The rise of generative AI workloads, particularly language model inference, is intensifying on/off-chip memory pressure. Multimodal inputs such as video streams or images and downstream applications like Question Answering (QA) and analysis over large documents incur long context lengths, requiring caching of massive Key and Value states of the previous tokens. Even a low degree of concurrent inference serving on resource-constrained devices, like mobiles, can further add to memory capacity pressure and runtime memory management complexity. In this paper, we evaluate the performance implications of two emerging technology solutions to alleviate the memory pressure in terms of both capacity and bandwidth using a hierarchical roofline-based analytical performance model. For large models (e.g., 13B parameters) and context lengths, we investigate the performance implications of High Bandwidth Storage (HBS) and outline bandwidth/latency requirements to achieve an acceptable throughput for interactivity. For small models (e.g., 1B parameters), we evaluate the merit of a bonded global buffer memory chiplet and propose how to best utilize it.

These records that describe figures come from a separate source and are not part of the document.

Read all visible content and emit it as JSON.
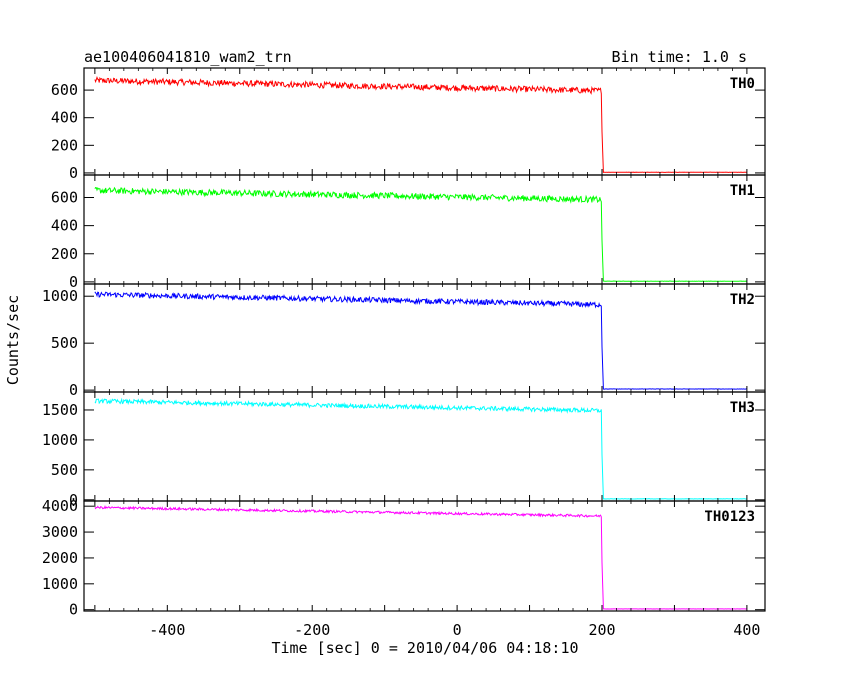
{
  "header": {
    "source_name": "ae100406041810_wam2_trn",
    "bin_time": "Bin time: 1.0 s"
  },
  "chart_data": {
    "type": "line",
    "xlabel": "Time [sec] 0 = 2010/04/06 04:18:10",
    "ylabel": "Counts/sec",
    "xlim": [
      -515,
      425
    ],
    "x_ticks": [
      -400,
      -200,
      0,
      200,
      400
    ],
    "step_time": 200,
    "panels": [
      {
        "name": "TH0",
        "color": "#ff0000",
        "ylim": [
          -15,
          760
        ],
        "y_ticks": [
          0,
          200,
          400,
          600
        ],
        "start_level": 670,
        "pre_step_level": 595,
        "post_step_level": 5,
        "noise": 22
      },
      {
        "name": "TH1",
        "color": "#00ff00",
        "ylim": [
          -15,
          760
        ],
        "y_ticks": [
          0,
          200,
          400,
          600
        ],
        "start_level": 650,
        "pre_step_level": 585,
        "post_step_level": 5,
        "noise": 22
      },
      {
        "name": "TH2",
        "color": "#0000ff",
        "ylim": [
          -20,
          1130
        ],
        "y_ticks": [
          0,
          500,
          1000
        ],
        "start_level": 1020,
        "pre_step_level": 910,
        "post_step_level": 12,
        "noise": 28
      },
      {
        "name": "TH3",
        "color": "#00ffff",
        "ylim": [
          -20,
          1800
        ],
        "y_ticks": [
          0,
          500,
          1000,
          1500
        ],
        "start_level": 1650,
        "pre_step_level": 1490,
        "post_step_level": 15,
        "noise": 35
      },
      {
        "name": "TH0123",
        "color": "#ff00ff",
        "ylim": [
          -50,
          4200
        ],
        "y_ticks": [
          0,
          1000,
          2000,
          3000,
          4000
        ],
        "start_level": 3950,
        "pre_step_level": 3620,
        "post_step_level": 30,
        "noise": 45
      }
    ]
  }
}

翻译：生成式AI工作负载的兴起，特别是语言模型推理，正在加剧片上/片外存储器压力。多模态输入（如视频流或图像）以及下游应用（如问答系统和大文档分析）会产生长上下文长度，需要缓存先前令牌的大量键值状态。即使在资源受限设备（如手机）上运行低并发推理服务，也会进一步增加内存容量压力和运行时内存管理复杂性。本文利用基于层次化屋顶线的分析性能模型，评估了两种新兴技术解决方案在缓解内存容量和带宽压力方面的性能影响。针对大模型（如130亿参数）和长上下文长度，我们研究了高带宽存储器（HBS）的性能影响，并概述了在交互场景中实现可接受吞吐量所需的带宽/延迟要求。针对小模型（如10亿参数），我们评估了绑定全局缓冲存储器芯片的优点，并提出了最佳利用方案。